Baroni e piloti, privilegiati in rivolta

Stipendi d’oro, carriere senza controllo, nepotismi, auto blu, benefit e alberghi di lusso Ecco chi sono i nuovi barricadieri che stanno bloccando il Paese: una casta di ipergarantiti

Baroni e piloti, privilegiati in rivolta

«Antiproletari di tutta Italia, unitevi!». Questo è lo slogan appropriato per un certo tipo di proteste che ormai dilaga nella penisola. I privilegiati sventolano bandiere rivoluzionarie, dicono basta alle repressioni di cui si proclamano vittime, danno esempio di impeti ribelli tra l’attonito sgomento e silenzio degli umili con mille euro al mese. Su virtuali barricate campeggiano oggi i baroni universitari e i piloti dell’Alitalia.
Non che siano stati i primi a lanciare, dopo aver sbocconcellato qualche tartina al salmone, inni guerrieri. I magistrati, che per motivi non ben comprensibili - pur essendo per arruolamento, studi e mentalità, del tutto simili alla massa dei burocrati - godono di un trattamento economico e di uno status privilegiato, strillano sempre alla minaccia fascista. E si scagliano contro un ministro che addirittura vorrebbe verificare se lavorano. I boiardi dell’amministrazione - del tutto incapaci di renderla efficiente - si strappano le vesti se appena uno dei loro troppi privilegi viene scalfito, e se si arriva al punto di voler proporzionare la carriera al merito. Del resto categorie superprotette del «pubblico impiego», certe che il loro datore di lavoro non fallirà mai, hanno scioperato assai più intensamente dei metalmeccanici e dei tessili.
Con i docenti universitari e con il personale di volo dell’Alitalia siamo - almeno così mi sembra - a un punto di non ritorno, o quasi, di questa deriva elitarpopulista. Non nego che i professori abbiano validi motivi di lamentela. Non quanti gli studenti e le famiglie, ma vogliamo essere di manica larga. Tuttavia è singolare che per l’Università - come per la giustizia - gli addetti ai lavori, responsabili dell’istituzione, parlino come se fossero spettatori indignati. Le denunce di sprechi, nepotismi, favoritismi, inadeguatezze professionali si sono riversate a valanga sull’Università italiana, ma i docenti si chiamano fuori, «io che c’entro?». Invece (non vorrei aver l’aria di ricalcare un’infelice battuta propagandistica di Follini) loro c’entrano e come.

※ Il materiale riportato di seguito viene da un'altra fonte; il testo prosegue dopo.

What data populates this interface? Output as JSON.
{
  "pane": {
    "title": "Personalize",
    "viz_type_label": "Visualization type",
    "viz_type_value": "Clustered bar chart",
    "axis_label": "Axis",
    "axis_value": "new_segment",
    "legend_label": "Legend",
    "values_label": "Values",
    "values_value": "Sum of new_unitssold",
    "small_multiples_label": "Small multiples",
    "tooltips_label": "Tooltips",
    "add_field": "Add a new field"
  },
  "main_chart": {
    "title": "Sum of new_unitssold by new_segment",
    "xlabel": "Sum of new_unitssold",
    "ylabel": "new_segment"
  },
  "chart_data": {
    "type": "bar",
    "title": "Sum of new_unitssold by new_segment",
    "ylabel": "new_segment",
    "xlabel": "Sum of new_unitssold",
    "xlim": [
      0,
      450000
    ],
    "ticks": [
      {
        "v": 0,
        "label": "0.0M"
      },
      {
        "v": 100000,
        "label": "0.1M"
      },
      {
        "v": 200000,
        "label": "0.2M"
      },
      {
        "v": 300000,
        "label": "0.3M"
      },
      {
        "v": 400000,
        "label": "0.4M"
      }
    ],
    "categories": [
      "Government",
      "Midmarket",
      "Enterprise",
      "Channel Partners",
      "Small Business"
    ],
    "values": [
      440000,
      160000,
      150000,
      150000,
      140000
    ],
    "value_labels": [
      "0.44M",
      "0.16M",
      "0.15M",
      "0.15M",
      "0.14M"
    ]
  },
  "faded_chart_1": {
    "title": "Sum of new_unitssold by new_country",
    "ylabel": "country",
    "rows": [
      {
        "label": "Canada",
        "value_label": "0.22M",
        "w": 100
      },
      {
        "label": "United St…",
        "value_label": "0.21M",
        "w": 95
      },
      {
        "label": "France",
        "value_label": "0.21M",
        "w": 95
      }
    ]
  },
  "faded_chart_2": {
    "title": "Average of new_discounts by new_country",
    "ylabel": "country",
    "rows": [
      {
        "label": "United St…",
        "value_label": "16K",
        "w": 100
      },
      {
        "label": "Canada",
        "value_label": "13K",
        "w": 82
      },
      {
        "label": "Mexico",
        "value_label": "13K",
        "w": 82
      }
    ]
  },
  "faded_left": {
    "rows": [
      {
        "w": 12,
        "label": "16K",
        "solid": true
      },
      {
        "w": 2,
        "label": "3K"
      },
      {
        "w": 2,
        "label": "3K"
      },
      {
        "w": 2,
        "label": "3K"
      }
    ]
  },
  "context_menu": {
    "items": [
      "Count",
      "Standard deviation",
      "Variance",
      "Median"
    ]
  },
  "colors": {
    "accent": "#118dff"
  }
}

Hanno insegnato ai ragazzi - cui non par vero d’essere pappagalli - e ripetono loro stessi che il contribuente deve dare più soldi agli atenei. Secondo me, viste le dimensioni dello scandalo universitario, il ragionamento va rovesciato. Prima i rettori e i professori dimostrino di saper incidere con il bisturi sulle dilapidazioni che nelle università vengono perpetrate. Quando l’organismo in cancrena sarà stato risanato si potrà serenamente valutare quanti più quattrini sia possibile dargli (con questi chiari di luna pochi, comunque).

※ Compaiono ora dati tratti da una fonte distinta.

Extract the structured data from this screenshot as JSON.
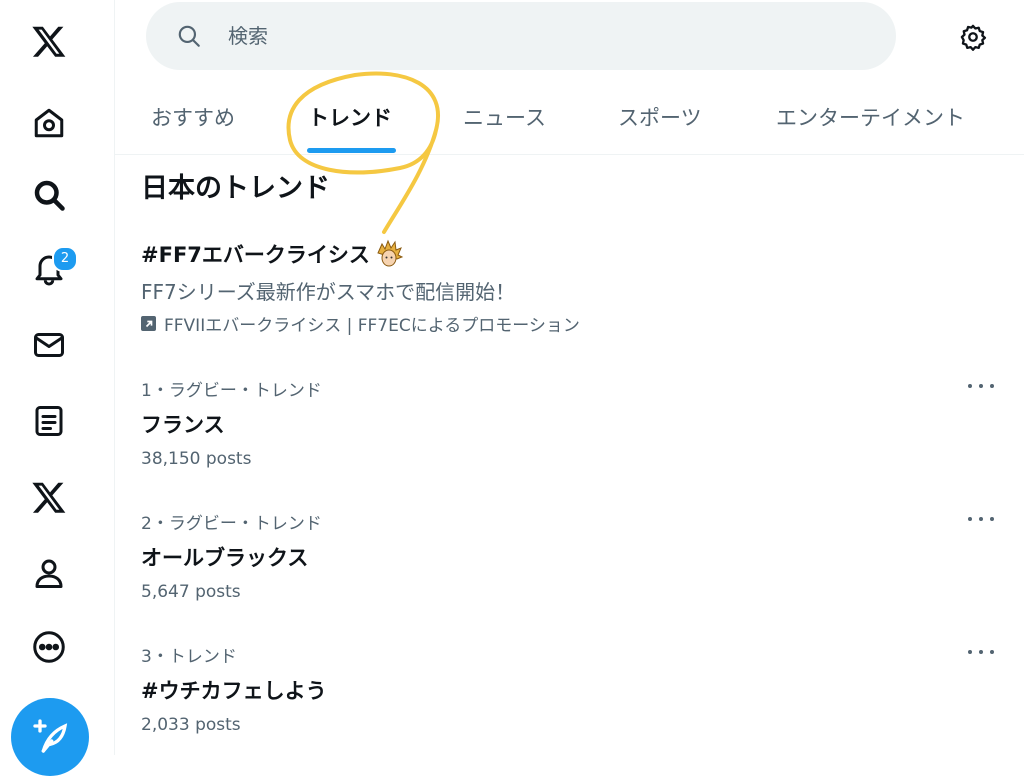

Quanto ai piloti, premetto d’avere enorme rispetto per il loro lavoro. So che l’essere pilota non è alla portata di chiunque. Meritano retribuzioni adeguate alle loro qualità professionali. Ma dovrebbero ricordare che l’Alitalia ha vissuto un momento tragico, che per un capello è stata salvata dal fallimento, che l’evidenza di tutto questo è tale da aver indotto a firmare l’accordo con la Cai i sindacati che tutelano il personale di terra. I sacrifici s’impongono. Lo scrivo senza voler incensare gli imprenditori associati nella Cai, sono uomini d’affari, non benefattori, e agiscono di conseguenza. Guai se fossero degli scommettitori avventurosi.

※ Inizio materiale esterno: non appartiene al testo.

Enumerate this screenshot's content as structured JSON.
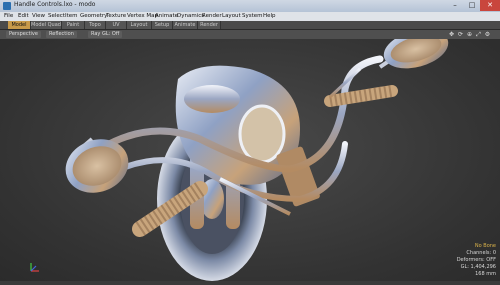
{
  "window": {
    "title": "Handle Controls.lxo - modo",
    "min": "–",
    "max": "□",
    "close": "✕"
  },
  "menu": [
    "File",
    "Edit",
    "View",
    "Select",
    "Item",
    "Geometry",
    "Texture",
    "Vertex Map",
    "Animate",
    "Dynamics",
    "Render",
    "Layout",
    "System",
    "Help"
  ],
  "tabs": [
    "Model",
    "Model Quad",
    "Paint",
    "Topo",
    "UV",
    "Layout",
    "Setup",
    "Animate",
    "Render"
  ],
  "viewport_toolbar": {
    "view": "Perspective",
    "shading": "Reflection",
    "raygl": "Ray GL: Off"
  },
  "status": {
    "bone": "No Bone",
    "channels": "Channels: 0",
    "deformers": "Deformers: OFF",
    "gl": "GL: 1,404,296",
    "size": "168 mm"
  },
  "colors": {
    "accent_tab": "#c89a4a",
    "viewport_bg": "#333333"
  },
  "icons": [
    "move-icon",
    "rotate-icon",
    "zoom-icon",
    "maximize-icon",
    "gear-icon"
  ]
}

L’ostinazione puntigliosa dei piloti e degli assistenti di volo sarebbe comprensibile in tempi normali: con un’Alitalia allo sfascio io credo sia dissennata.

Per l’Alitalia - anche questo dovrebbe essere tenuto a memoria da piloti e hostess - è stato fatto, nel nome dell’italianità d’una compagnia di bandiera, ciò che non è stato fatto per tante migliaia d’altri lavoratori rimasti disoccupati. E quieti.